Although he was one of the city’s largest landowners, he was revered by the working class as its champion, in large part because he took on and defeated William Ralston’s predatory Bank Ring. Sutro, a progressive, represented the Populist Party. Despite his wealth, he was considered a man of the people and became the choice to lead a radical third party that would challenge the Southern Pacific Railroad and its political cronies. Richard White wrote in Railroaded, his Pulitzer Prize–nominated book on the railroads and the building of the West: “In 1896 when Sutro was running for mayor, Colis P. Huntington had his nephew Henry put a detective on Sutro, to uncover enough dirt to discredit him. But he wasted his money. Huntington called him a ‘pestiferous cuss’ and ‘as incorruptible a man, I think, as there is on the West Coast.’”

Sutro said in his oral history:

I don’t believe in aristocracy. . . . The aristocracy of the mind is the only aristocracy I recognize. It makes no difference to me whether a man has not got a cent or whether he is a millionaire. On the contrary, when a man is wealthy, I am more suspicious of him than I am of a poor man. I have found it in my experience that rich men, as a general thing, lose a great deal of the better feeling which they had when they were poor.

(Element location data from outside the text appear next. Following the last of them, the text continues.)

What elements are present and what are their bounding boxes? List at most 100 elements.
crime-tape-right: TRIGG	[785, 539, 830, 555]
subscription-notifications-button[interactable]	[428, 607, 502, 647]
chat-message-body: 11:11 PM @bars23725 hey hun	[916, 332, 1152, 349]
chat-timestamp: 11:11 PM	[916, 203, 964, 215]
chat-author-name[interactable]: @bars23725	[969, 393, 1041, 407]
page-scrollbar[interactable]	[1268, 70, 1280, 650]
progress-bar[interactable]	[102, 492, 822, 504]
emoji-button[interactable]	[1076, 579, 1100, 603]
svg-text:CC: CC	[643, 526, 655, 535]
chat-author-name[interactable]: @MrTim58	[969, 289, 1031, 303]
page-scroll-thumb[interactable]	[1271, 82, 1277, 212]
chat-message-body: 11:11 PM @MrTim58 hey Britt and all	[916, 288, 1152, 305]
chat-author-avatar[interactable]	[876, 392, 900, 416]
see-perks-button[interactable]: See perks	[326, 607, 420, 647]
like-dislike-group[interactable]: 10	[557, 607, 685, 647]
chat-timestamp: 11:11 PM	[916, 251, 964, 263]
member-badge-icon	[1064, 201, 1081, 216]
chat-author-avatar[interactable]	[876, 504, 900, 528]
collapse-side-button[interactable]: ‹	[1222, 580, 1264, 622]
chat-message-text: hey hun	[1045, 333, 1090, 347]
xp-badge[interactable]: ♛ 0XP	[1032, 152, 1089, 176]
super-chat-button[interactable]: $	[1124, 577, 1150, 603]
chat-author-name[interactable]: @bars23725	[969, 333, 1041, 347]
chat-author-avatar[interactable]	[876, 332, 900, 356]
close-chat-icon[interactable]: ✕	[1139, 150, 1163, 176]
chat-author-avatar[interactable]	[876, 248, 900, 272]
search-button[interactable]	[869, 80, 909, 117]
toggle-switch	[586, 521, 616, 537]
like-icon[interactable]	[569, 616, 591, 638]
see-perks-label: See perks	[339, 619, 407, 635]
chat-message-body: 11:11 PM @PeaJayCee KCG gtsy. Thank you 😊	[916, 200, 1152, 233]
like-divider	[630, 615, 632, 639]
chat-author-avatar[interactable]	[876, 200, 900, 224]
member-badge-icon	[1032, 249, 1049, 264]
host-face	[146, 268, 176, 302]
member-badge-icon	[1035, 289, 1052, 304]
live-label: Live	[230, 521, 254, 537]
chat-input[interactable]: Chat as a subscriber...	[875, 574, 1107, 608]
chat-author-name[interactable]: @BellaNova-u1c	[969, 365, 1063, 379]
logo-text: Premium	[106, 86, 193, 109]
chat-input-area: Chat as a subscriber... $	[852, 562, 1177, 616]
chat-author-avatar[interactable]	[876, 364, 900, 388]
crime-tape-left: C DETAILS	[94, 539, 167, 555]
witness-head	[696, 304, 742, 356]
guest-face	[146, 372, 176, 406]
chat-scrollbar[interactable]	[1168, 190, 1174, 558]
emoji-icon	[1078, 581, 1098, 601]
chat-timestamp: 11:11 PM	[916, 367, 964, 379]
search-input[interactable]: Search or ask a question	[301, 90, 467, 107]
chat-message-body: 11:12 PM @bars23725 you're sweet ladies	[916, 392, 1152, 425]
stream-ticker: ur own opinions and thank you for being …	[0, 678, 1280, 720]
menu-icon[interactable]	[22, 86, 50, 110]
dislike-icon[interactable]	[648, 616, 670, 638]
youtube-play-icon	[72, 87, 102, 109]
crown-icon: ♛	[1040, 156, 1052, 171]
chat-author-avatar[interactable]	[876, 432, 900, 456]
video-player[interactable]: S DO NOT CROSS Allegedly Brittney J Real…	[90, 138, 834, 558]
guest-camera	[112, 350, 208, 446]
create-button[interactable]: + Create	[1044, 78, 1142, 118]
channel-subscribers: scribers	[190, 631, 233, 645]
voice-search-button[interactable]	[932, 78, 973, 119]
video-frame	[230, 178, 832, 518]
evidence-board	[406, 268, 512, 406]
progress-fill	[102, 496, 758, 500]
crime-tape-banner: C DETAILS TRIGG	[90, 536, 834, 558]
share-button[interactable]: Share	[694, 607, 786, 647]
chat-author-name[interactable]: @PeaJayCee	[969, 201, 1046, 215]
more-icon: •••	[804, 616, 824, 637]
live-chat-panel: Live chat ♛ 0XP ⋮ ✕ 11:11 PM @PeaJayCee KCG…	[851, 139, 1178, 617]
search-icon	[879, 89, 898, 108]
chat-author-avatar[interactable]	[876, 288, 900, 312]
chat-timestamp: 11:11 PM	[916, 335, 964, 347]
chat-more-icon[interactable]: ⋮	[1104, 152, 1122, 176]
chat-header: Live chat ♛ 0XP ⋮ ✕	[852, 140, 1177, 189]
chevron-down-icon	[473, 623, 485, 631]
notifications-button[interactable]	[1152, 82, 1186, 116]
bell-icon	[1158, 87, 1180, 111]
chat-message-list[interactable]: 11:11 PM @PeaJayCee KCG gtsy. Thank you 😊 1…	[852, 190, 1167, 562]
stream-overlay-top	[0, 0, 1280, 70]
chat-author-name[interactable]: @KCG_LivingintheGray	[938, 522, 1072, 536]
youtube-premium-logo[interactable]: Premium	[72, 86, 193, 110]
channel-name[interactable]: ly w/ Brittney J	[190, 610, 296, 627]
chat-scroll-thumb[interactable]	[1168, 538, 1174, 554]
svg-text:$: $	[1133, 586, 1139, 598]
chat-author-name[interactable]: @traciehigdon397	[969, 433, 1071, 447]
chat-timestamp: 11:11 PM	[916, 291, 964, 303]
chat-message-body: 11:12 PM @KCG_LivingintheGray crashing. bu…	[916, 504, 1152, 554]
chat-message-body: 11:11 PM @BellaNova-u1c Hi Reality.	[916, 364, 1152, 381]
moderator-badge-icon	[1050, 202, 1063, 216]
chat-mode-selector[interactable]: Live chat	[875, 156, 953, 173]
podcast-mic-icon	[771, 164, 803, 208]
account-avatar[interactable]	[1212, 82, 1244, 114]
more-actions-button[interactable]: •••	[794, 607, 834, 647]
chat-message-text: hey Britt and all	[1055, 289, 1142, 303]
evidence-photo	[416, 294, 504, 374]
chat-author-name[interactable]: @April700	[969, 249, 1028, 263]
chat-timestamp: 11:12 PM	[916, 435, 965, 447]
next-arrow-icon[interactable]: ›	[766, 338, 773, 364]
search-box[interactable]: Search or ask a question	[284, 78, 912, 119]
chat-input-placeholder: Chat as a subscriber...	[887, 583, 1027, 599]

What drove Adolph Sutro? Like many successful businessmen of his day, he could have retired comfortably in his aerie above the Pacific Ocean, hosting lavish dinners and enjoying the view from his vast estate, which stretched from the Pacific Ocean to the center of the city. That may have been his instinct. He said:

I am not of a social disposition. I am very much alone. I spend more hours alone than any man you ever saw. I am not particularly lonely. When I am alone, I think about one subject and another that interests me. My recreation is largely in thinking.

But he was also restless and in need of a platform and a cause. In 1894 he decided to run for mayor of San Francisco. In his campaign he railed against big business and backed the unions in the violent Pullman strike that was tearing up cities and towns across the country. He got most of the working-class vote and in a field of six received an absolute majority.

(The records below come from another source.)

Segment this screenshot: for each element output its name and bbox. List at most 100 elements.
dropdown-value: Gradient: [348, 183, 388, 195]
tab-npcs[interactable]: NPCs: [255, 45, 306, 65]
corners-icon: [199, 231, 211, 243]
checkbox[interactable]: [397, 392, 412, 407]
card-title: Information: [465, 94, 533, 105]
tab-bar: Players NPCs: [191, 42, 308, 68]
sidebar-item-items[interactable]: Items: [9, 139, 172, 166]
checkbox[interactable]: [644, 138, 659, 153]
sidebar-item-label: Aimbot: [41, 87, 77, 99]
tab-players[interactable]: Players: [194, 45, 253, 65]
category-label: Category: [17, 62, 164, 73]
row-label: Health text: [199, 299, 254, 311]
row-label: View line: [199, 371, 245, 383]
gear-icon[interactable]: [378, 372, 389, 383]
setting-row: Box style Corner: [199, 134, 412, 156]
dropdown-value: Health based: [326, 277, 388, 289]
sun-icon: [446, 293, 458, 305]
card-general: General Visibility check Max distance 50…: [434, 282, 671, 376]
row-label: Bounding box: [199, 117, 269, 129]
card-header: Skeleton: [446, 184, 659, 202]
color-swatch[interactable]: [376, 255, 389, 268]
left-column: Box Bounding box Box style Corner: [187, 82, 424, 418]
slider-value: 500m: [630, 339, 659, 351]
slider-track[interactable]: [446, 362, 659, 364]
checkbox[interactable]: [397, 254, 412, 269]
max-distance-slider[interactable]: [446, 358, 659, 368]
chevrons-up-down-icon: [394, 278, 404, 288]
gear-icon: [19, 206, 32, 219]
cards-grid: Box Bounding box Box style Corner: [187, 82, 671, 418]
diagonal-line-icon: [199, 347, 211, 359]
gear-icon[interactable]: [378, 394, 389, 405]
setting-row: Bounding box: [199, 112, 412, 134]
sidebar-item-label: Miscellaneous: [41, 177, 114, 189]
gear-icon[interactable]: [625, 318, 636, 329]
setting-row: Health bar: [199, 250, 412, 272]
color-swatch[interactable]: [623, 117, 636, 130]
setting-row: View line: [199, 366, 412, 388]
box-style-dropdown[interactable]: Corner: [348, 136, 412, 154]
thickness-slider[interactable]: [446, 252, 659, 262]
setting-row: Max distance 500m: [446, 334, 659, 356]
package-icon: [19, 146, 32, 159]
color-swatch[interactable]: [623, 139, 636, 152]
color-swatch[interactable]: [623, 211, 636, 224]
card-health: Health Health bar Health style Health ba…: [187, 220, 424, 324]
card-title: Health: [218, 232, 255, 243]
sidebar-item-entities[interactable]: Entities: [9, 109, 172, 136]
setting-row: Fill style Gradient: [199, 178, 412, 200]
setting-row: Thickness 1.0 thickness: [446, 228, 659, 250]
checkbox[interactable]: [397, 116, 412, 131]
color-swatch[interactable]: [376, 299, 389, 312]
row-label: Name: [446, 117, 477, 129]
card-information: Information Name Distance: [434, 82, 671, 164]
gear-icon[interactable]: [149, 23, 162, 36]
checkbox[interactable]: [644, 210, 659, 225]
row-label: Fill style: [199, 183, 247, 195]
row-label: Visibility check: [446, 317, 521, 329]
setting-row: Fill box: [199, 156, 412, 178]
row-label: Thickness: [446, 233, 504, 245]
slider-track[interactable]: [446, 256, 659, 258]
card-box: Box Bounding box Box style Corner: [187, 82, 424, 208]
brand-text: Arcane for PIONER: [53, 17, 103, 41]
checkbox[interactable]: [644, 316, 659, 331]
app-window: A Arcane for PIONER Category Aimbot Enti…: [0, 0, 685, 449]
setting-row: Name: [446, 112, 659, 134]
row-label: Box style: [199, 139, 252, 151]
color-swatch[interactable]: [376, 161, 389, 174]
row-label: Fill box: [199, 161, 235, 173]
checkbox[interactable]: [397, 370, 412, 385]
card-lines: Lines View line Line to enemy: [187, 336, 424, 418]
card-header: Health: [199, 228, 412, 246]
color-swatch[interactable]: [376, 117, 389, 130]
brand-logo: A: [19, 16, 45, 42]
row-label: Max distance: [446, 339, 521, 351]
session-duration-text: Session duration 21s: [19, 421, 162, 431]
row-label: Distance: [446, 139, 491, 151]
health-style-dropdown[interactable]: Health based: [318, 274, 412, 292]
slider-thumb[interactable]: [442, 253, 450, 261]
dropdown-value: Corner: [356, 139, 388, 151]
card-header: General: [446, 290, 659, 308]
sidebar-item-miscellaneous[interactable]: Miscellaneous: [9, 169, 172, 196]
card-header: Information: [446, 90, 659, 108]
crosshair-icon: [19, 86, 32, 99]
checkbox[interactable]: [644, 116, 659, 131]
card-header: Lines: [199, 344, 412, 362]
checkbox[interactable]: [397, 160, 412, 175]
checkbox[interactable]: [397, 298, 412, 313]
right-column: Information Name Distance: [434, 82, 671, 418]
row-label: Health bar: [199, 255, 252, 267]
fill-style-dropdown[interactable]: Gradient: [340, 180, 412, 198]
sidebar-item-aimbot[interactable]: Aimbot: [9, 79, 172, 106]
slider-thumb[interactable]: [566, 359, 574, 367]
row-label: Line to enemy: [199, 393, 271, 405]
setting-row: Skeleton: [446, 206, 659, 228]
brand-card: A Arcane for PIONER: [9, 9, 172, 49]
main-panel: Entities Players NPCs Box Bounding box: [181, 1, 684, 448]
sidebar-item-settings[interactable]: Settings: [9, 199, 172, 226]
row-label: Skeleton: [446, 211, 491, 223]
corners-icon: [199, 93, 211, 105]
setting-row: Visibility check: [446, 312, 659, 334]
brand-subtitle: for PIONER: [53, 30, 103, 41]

His two-year term—as the first Jewish mayor of a major American city—was ambitious but not successful. He supported women’s suffrage and opposed the Southern Pacific. However, the city charter gave the mayor little power, and the Board of Supervisors did not have another Populist, so he was blocked every step of the way. Sutro said:

What have I accomplished as Mayor? Very little. The Mayor is little more than a figurehead…I have always been master of a situation; I have always had a number of men under my employ, and they did as I told them. I could not manage the politicians.

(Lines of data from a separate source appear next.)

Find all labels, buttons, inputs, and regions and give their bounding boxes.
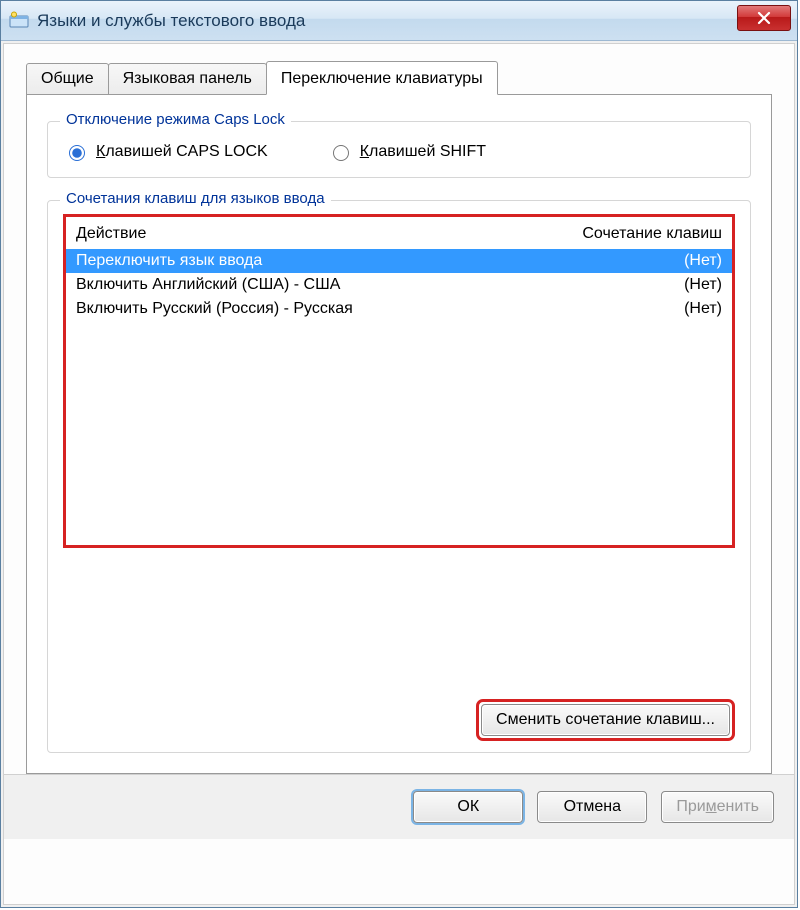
- list-item-action: Включить Русский (Россия) - Русская: [76, 300, 353, 318]
- hotkeys-headers: Действие Сочетание клавиш: [66, 219, 732, 249]
- app-icon: [9, 11, 29, 31]
- capslock-radio-row: Клавишей CAPS LOCK Клавишей SHIFT: [64, 142, 734, 161]
- tab-langbar-label: Языковая панель: [123, 70, 252, 87]
- close-icon: [757, 11, 771, 25]
- capslock-groupbox: Отключение режима Caps Lock Клавишей CAP…: [47, 121, 751, 178]
- ok-button[interactable]: ОК: [413, 791, 523, 823]
- spacer: [64, 547, 734, 695]
- change-hotkey-area: Сменить сочетание клавиш...: [64, 704, 734, 736]
- apply-button[interactable]: Применить: [661, 791, 774, 823]
- header-hotkey: Сочетание клавиш: [582, 225, 722, 243]
- cancel-label: Отмена: [564, 798, 621, 815]
- change-hotkey-button[interactable]: Сменить сочетание клавиш...: [481, 704, 730, 736]
- list-item[interactable]: Переключить язык ввода (Нет): [66, 249, 732, 273]
- dialog-window: Языки и службы текстового ввода Общие Яз…: [0, 0, 798, 908]
- radio-shift[interactable]: Клавишей SHIFT: [328, 142, 486, 161]
- radio-capslock-input[interactable]: [69, 145, 85, 161]
- tab-switching-label: Переключение клавиатуры: [281, 70, 483, 87]
- radio-shift-input[interactable]: [333, 145, 349, 161]
- tab-switching[interactable]: Переключение клавиатуры: [266, 61, 498, 95]
- list-item-action: Переключить язык ввода: [76, 252, 262, 270]
- capslock-legend: Отключение режима Caps Lock: [60, 111, 291, 128]
- list-item-hotkey: (Нет): [684, 252, 722, 270]
- hotkeys-list-region: Действие Сочетание клавиш Переключить яз…: [64, 215, 734, 547]
- hotkeys-list[interactable]: Переключить язык ввода (Нет) Включить Ан…: [66, 249, 732, 369]
- tabs-area: Общие Языковая панель Переключение клави…: [4, 44, 794, 774]
- tab-panel-switching: Отключение режима Caps Lock Клавишей CAP…: [26, 94, 772, 774]
- radio-shift-label: Клавишей SHIFT: [360, 143, 486, 161]
- dialog-footer: ОК Отмена Применить: [4, 774, 794, 839]
- radio-capslock-label: Клавишей CAPS LOCK: [96, 143, 268, 161]
- list-item-hotkey: (Нет): [684, 300, 722, 318]
- list-item-hotkey: (Нет): [684, 276, 722, 294]
- close-button[interactable]: [737, 5, 791, 31]
- list-item-action: Включить Английский (США) - США: [76, 276, 340, 294]
- window-title: Языки и службы текстового ввода: [37, 11, 305, 31]
- tab-general-label: Общие: [41, 70, 94, 87]
- list-item[interactable]: Включить Русский (Россия) - Русская (Нет…: [66, 297, 732, 321]
- change-hotkey-label: Сменить сочетание клавиш...: [496, 711, 715, 728]
- radio-capslock[interactable]: Клавишей CAPS LOCK: [64, 142, 268, 161]
- ok-label: ОК: [457, 798, 479, 815]
- cancel-button[interactable]: Отмена: [537, 791, 647, 823]
- hotkeys-legend: Сочетания клавиш для языков ввода: [60, 190, 331, 207]
- list-item[interactable]: Включить Английский (США) - США (Нет): [66, 273, 732, 297]
- tab-langbar[interactable]: Языковая панель: [108, 63, 267, 95]
- tab-row: Общие Языковая панель Переключение клави…: [26, 63, 772, 95]
- change-hotkey-highlight: Сменить сочетание клавиш...: [481, 704, 730, 736]
- hotkeys-groupbox: Сочетания клавиш для языков ввода Действ…: [47, 200, 751, 753]
- client-area: Общие Языковая панель Переключение клави…: [3, 43, 795, 905]
- apply-label: Применить: [676, 798, 759, 815]
- tab-general[interactable]: Общие: [26, 63, 109, 95]
- titlebar[interactable]: Языки и службы текстового ввода: [1, 1, 797, 41]
- header-action: Действие: [76, 225, 146, 243]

After he left office, he returned to his quest to improve San Francisco for the average citizen. He planted trees throughout the city (40,000 over 1,000 acres) and donated 26 acres on Mount Parnassus to the University of California for its medical school (today’s UCSF). Some of the collection was destroyed in the 1906 earthquake and fire. His family gifted his personal library—one of the largest private collections in the United States—to the California State Library. The remainder is now housed at The California State Library's Sutro Branch, located on the campus of San Francisco State University.

As Mark Twain wrote years after Sutro’s death in 1898: “Twenty years ago I knew Adolph Sutro well...a fine, manly beautiful character. And I have always found something of Sutro in all the Jews whom I have personally known since. A part of Sutro is sufficient equipment for an average man.”